In order to calculate the SSD, divide the variables so that

$$ x = \left[ {x_{R} \left. {x_{N} } \right]} \right. $$
(3)

where x R is composed of these representative variables, while x N are the remaining characteristics. Then, the SSD for every proxy model p is calculated by summing over all representative variables l

$$ SSD_{p} = \sum\limits_{l} {\left( {\beta_{R}^{A} - \beta_{R}^{I} } \right)^{2} } $$
(4)

where \( \beta_{R}^{A} \) is the coefficient on a representative proxy variable, and \( \beta_{R}^{I} \) its household level complement SSD is minimized for the block group model, meaning that its representative parameters best approximate those produced from the survey data, followed by tract and zipcode parameters. This result verifies that the proxy variables taken from lower levels of census aggregation better match their BATS household counterparts.

Finally, the proxy models fit the observed ownership outcomes very well, as related by the likelihood and predictive attributes displayed in Table 3. In fact, each of the aggregate models would be preferred to the survey model on the basis of traditional criteria for model selection. The block group model exhibited the highest log likelihood at convergence, and the correspondingly lowest AIC value. Consequently, because all models began with the same log likelihood at zero, the block group model displays the highest pseudo R-squared value, 31.7%. On the basis of average predictive ability, the block group proxies are again preferred to every other estimated model. The block group model assigned at least a probability of 0.5 to the correct ownership choice 64.8% of the time, while assigning a plurality of probability to the correct choice for 69.7% of all observations. Using individual data alone, the comparable correct predictions were 64.4% and 69.7%, respectively. These results lend some confidence to the proxy method if a researcher does not have access to household survey data, particularly if the research objective is to predict household automobile ownership.

Conclusions

In this paper, we have evaluated the performance of census proxies for household variables in the estimation of a micro-level discrete choice model of auto ownership. The models using census proxies display impressive fit of the data. We find that the proxy method better approximates its household survey counterparts when the aggregates are representative. Among the models using proxies, we determined that the block group data are preferred to tract and zipcode aggregates. At least in the case of the BATS 2000 survey, our results show that vehicle choice estimates derived from the census proxy approach can serve as reasonable approximations for micro-level parameters, particularly in terms of exhibiting the proper sign and significance.

Not only are aggregate proxies less expensive to acquire and analyze, they may in fact offer an improvement over the traditional survey-driven approach. The block group ownership model actually performs better than the model using survey data alone in terms of likelihood and predictive ability. Evidently, an individual considers not only his status, but also the condition of the neighborhood around him in deciding how many vehicles to own. In the health studies literature, these are referred to as contextual effects (Diez-Roux 2003). Even researchers that have access to household survey data should contemplate controlling for local aggregates.

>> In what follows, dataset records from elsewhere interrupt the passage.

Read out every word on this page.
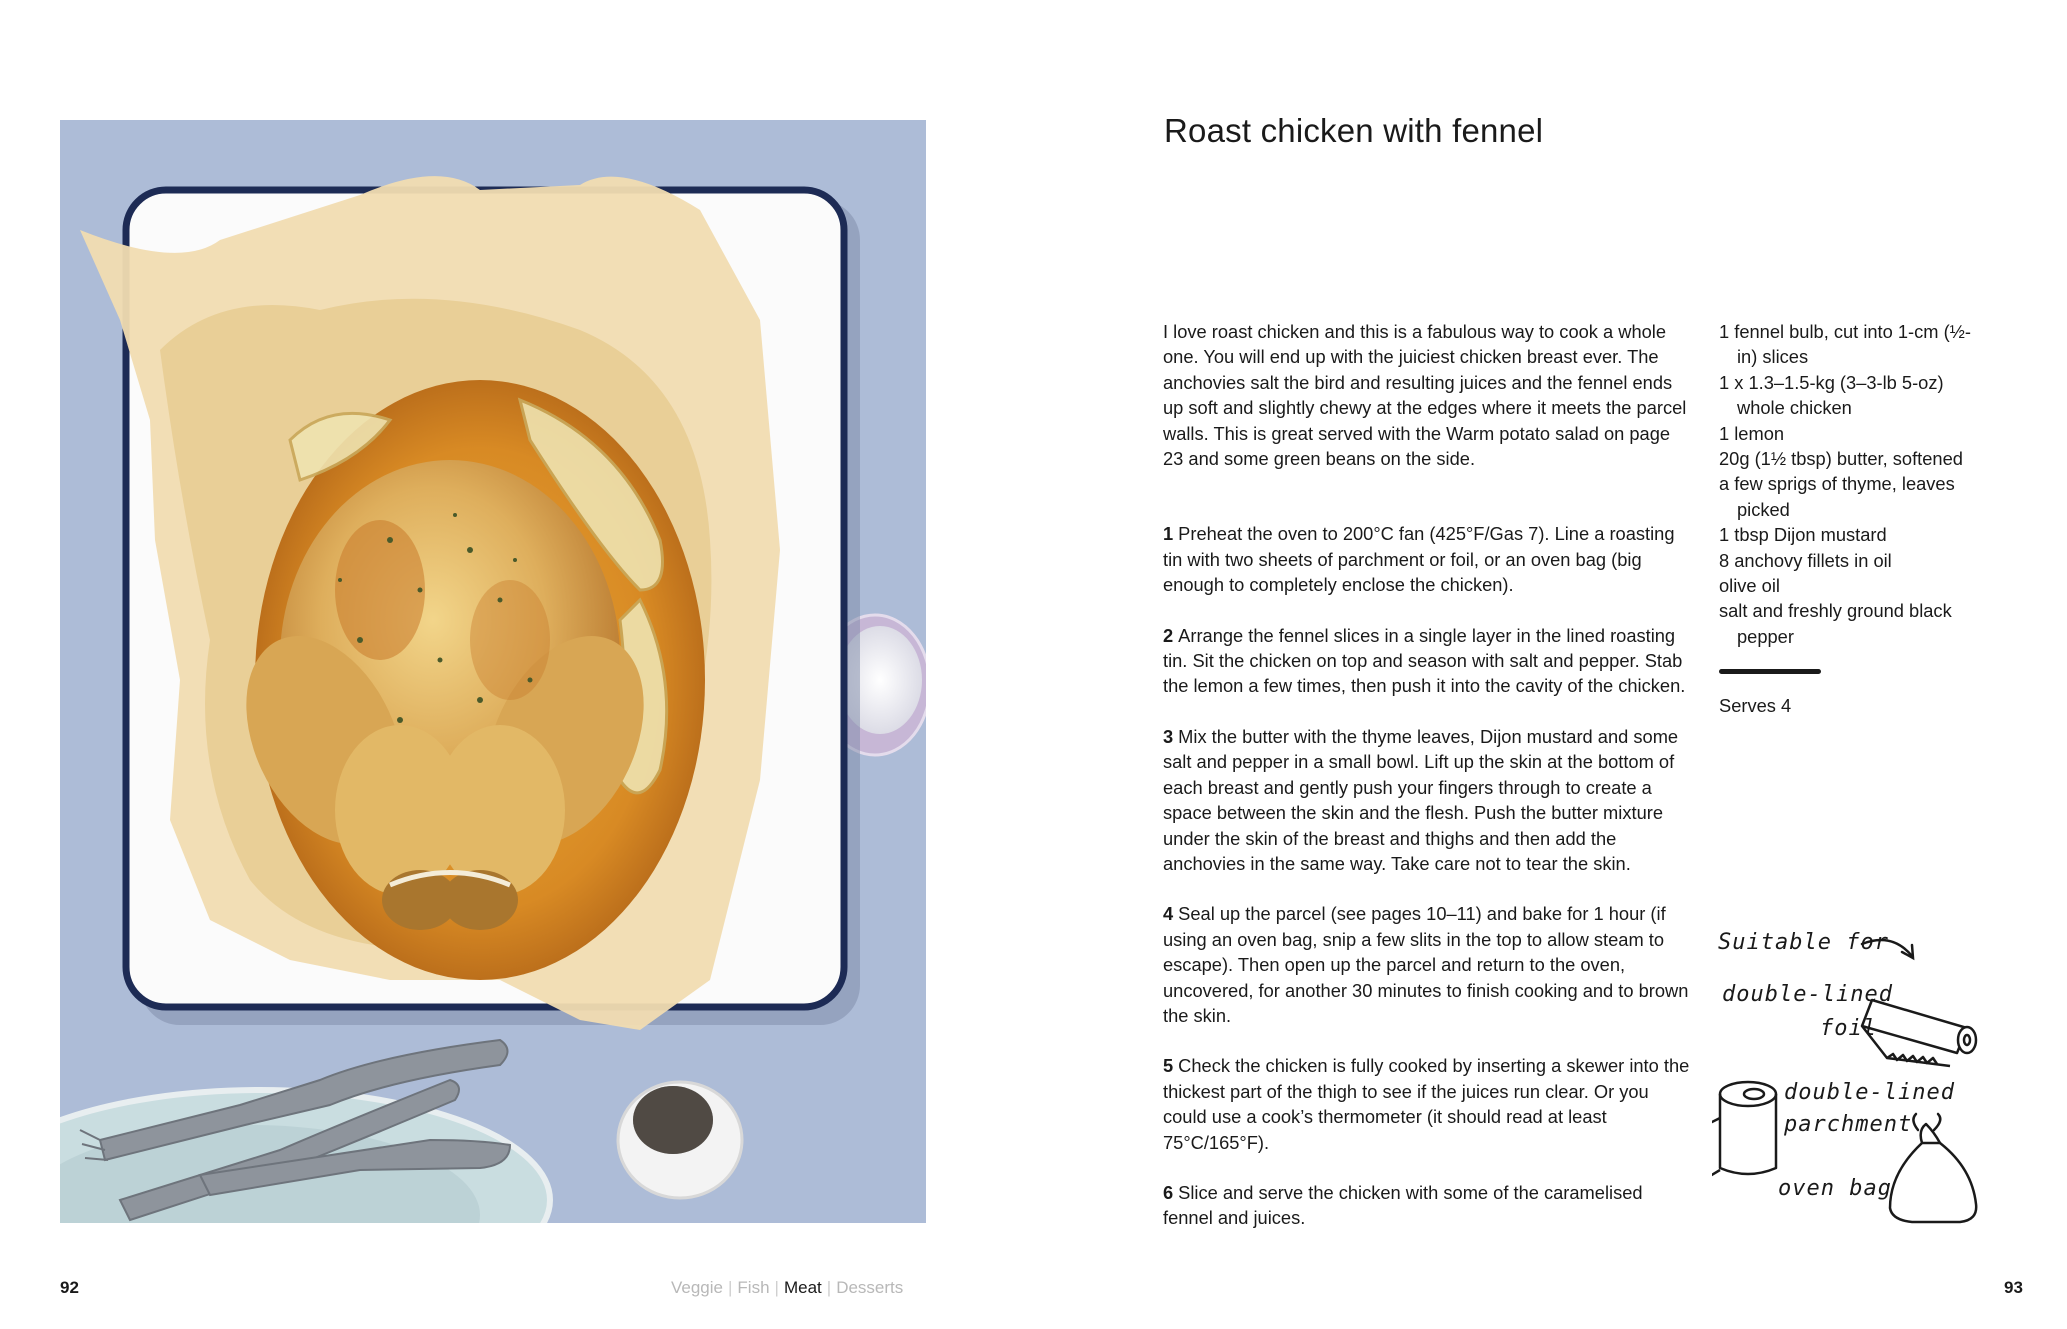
92	Veggie | Fish | Meat | Desserts
Roast chicken with fennel

I love roast chicken and this is a fabulous way to cook a whole one. You will end up with the juiciest chicken breast ever. The anchovies salt the bird and resulting juices and the fennel ends up soft and slightly chewy at the edges where it meets the parcel walls. This is great served with the Warm potato salad on page 23 and some green beans on the side.

1 Preheat the oven to 200°C fan (425°F/Gas 7). Line a roasting tin with two sheets of parchment or foil, or an oven bag (big enough to completely enclose the chicken).

2 Arrange the fennel slices in a single layer in the lined roasting tin. Sit the chicken on top and season with salt and pepper. Stab the lemon a few times, then push it into the cavity of the chicken.

3 Mix the butter with the thyme leaves, Dijon mustard and some salt and pepper in a small bowl. Lift up the skin at the bottom of each breast and gently push your fingers through to create a space between the skin and the flesh. Push the butter mixture under the skin of the breast and thighs and then add the anchovies in the same way. Take care not to tear the skin.

4 Seal up the parcel (see pages 10–11) and bake for 1 hour (if using an oven bag, snip a few slits in the top to allow steam to escape). Then open up the parcel and return to the oven, uncovered, for another 30 minutes to finish cooking and to brown the skin.

5 Check the chicken is fully cooked by inserting a skewer into the thickest part of the thigh to see if the juices run clear. Or you could use a cook’s thermometer (it should read at least 75°C/165°F).

6 Slice and serve the chicken with some of the caramelised fennel and juices.

1 fennel bulb, cut into 1-cm (½-in) slices
1 x 1.3–1.5-kg (3–3-lb 5-oz) whole chicken
1 lemon
20g (1½ tbsp) butter, softened
a few sprigs of thyme, leaves picked
1 tbsp Dijon mustard
8 anchovy fillets in oil
olive oil
salt and freshly ground black pepper
Serves 4
Suitable for
double-lined
foil
double-lined
parchment
oven bag
93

If the researcher’s objective is to predict household vehicle choice, our results demonstrate the promise of using proxy data. Although we have shown that models using some aggregate proxies can predict original ownership at least as well as the survey model, an important caveat is that prediction of future vehicle ownership is dependent upon the availability of aggregate data. If tract-level demographic or education estimates are nonexistent for a future period, the researcher must constrain the predictive model to existing data for practical applications.